Both the openings of the pulmonary artery and the aorta are also guarded by valves as pulmonary and aortic valves respectively. These valves are formed by three half-moon shaped (semi lunar) cusps. It should however be remembered that both the atrium contract at the same time followed by the simultaneous contraction of both ventricles. The heart is supplied with arterial blood by the right and left coronary arteries. On the contrary, its deoxygenated blood or the venous return is by the coronary sinus which empties into the right atrium.

Functions: The function of the heart is to maintain a constant circulation of blood throughout the body. It acts as a pump and its action is composed of a series of events known as the ‘Cardiac Cycle’. In human beings, when the heart is beating normally, the cardiac cycle occurs about 74 times per minute. Thus each cycle lasts about 0. 8 of a second. The cardiac cycle consists of: Contraction of the artia – Artial Systole Contraction of the Ventricles – Ventricular Systole Relaxation or rest period of – Complete cardiac diastole.

The artria and ventricles. Heart Sound One can hear two heart sounds for each heart beat or cardiac cycle.
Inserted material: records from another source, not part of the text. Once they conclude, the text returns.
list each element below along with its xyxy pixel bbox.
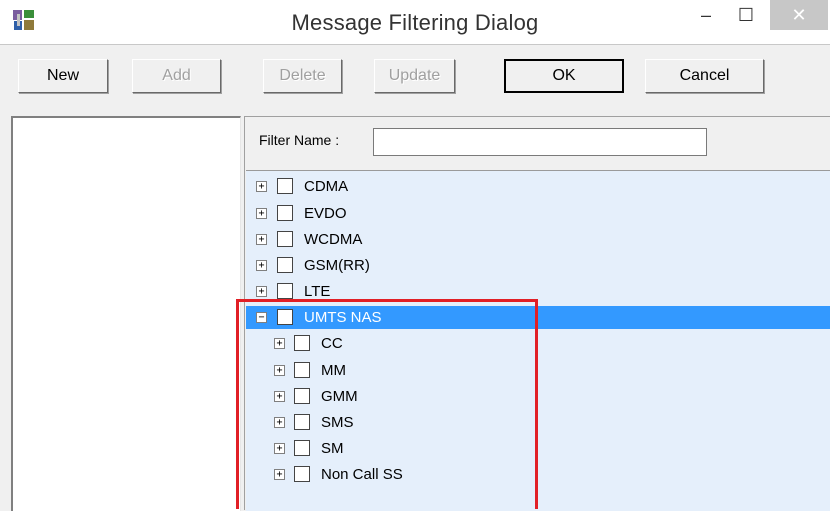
toolbar: New Add Delete Update OK Cancel (0, 45, 830, 105)
tree-item-label: GSM(RR) (304, 257, 370, 274)
delete-button[interactable]: Delete (263, 59, 342, 93)
minimize-button[interactable]: – (686, 0, 726, 30)
tree-checkbox[interactable] (277, 283, 293, 299)
close-button[interactable]: ✕ (770, 0, 828, 30)
tree-item-evdo[interactable]: + EVDO (246, 202, 830, 225)
tree-item-wcdma[interactable]: + WCDMA (246, 228, 830, 251)
expand-icon[interactable]: + (256, 208, 267, 219)
tree-item-cdma[interactable]: + CDMA (246, 175, 830, 198)
filter-name-label: Filter Name : (259, 132, 340, 148)
add-button[interactable]: Add (132, 59, 221, 93)
update-button[interactable]: Update (374, 59, 455, 93)
filter-name-input[interactable] (373, 128, 707, 156)
tree-item-label: EVDO (304, 205, 347, 222)
tree-checkbox[interactable] (277, 205, 293, 221)
new-button[interactable]: New (18, 59, 108, 93)
ok-button[interactable]: OK (504, 59, 624, 93)
tree-checkbox[interactable] (277, 257, 293, 273)
filter-list-panel[interactable] (11, 116, 241, 511)
tree-item-label: LTE (304, 283, 331, 300)
expand-icon[interactable]: + (256, 260, 267, 271)
tree-checkbox[interactable] (277, 178, 293, 194)
expand-icon[interactable]: + (256, 234, 267, 245)
maximize-button[interactable]: ☐ (726, 0, 766, 30)
cancel-button[interactable]: Cancel (645, 59, 764, 93)
tree-item-gsm-rr[interactable]: + GSM(RR) (246, 254, 830, 277)
tree-item-label: CDMA (304, 178, 349, 195)
tree-checkbox[interactable] (277, 231, 293, 247)
annotation-highlight-box (236, 299, 538, 509)
title-bar: Message Filtering Dialog – ☐ ✕ (0, 0, 830, 45)
tree-item-label: WCDMA (304, 231, 363, 248)
expand-icon[interactable]: + (256, 286, 267, 297)
expand-icon[interactable]: + (256, 181, 267, 192)
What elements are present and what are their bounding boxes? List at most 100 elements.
They are described in words as ‘lubb-dub’. The first sound, ‘lubb’, is fairly loud and is due to the contraction of the ventricular muscle and the closure of the artrio-ventricular valves. The second sound, ‘dup’ is softer and is due to the closure of semi lunar valves aortic and pulmonary valves. The Circulation of the blood The circulation of blood in the body is divided into three parts: 1. The Pulmonary Circulation.

2. The Systemic Circulation, 3. The Portal Circulation The Pulmonary Circulation: The pulmonary circulation is concerned in carrying deoxygenated blood from the right side of the heart to the lungs and again bringing oxygenated blood from the lungs to the left part of the heart. The pulmonary artery carrying deoxygenated or venous blood arises from the right ventricles. At the level of the fifth thoracic vertebra it divides into right and left pulmonary arteries, passing into the corresponding lungs.

Within the lungs these arteries divide and subdivide into smaller arteries, subsequently becoming arteries and capillaries. It is between the capillaries and the lung tissue that the interchange of gases takes place. In each lung the capillaries carrying oxygenated blood join up and form two vein, so, two pulmonary veins from each lung, therefore becomes four pulmonary veins which return oxygenated blood to the left atrium of the heart. These are the only veins which carry oxygenated blood. The Systemic Circulation:

The systemic or general circulation constitutes the circulation of blood from the left ventricle through the main artery, the aorta to all the parts of the body and is again returned to the right side of the heart by the superior and inferior Venacava. Oxygenated blood leaves the left ventricle through the aorta which branches and reaches every part of the body supplying 02 and nourishment to the body tissues. Similarly the deoxygenated blood is carried through the veins which eventually forms superior and inferior Venacava and gets poured into the right artrium of the heart. Portal Circulation:

Portal circulation includes all the veins which drain blood from the abdominal part of the digestive system from the spleen, pancreas and gall bladder via liver to the inferior Vena Cava. This indirect route, through the liver is followed, as there is no provision for blood entering directly to the heart. The blood from all these organs unites to form the portal vein and carried to the liver. In the liver substance, the portal vein breaks up into smaller veins and finally into capillaries. These capillaries again unite to form two or three large hepatic veins which leave the liver to join the inferior Vena Cava.

Thus, the portal veins unlike all other veins in the body both commence and end as capillaries. Hence, the digested food stuff in the alimentary canal are absorbed into the capillaries which go to make up the portal vein and are carried by it into the liver. In order that these materials can come in contact with the liver cells for metabolism, it is necessary for the blood to pass through a second set of capillaries.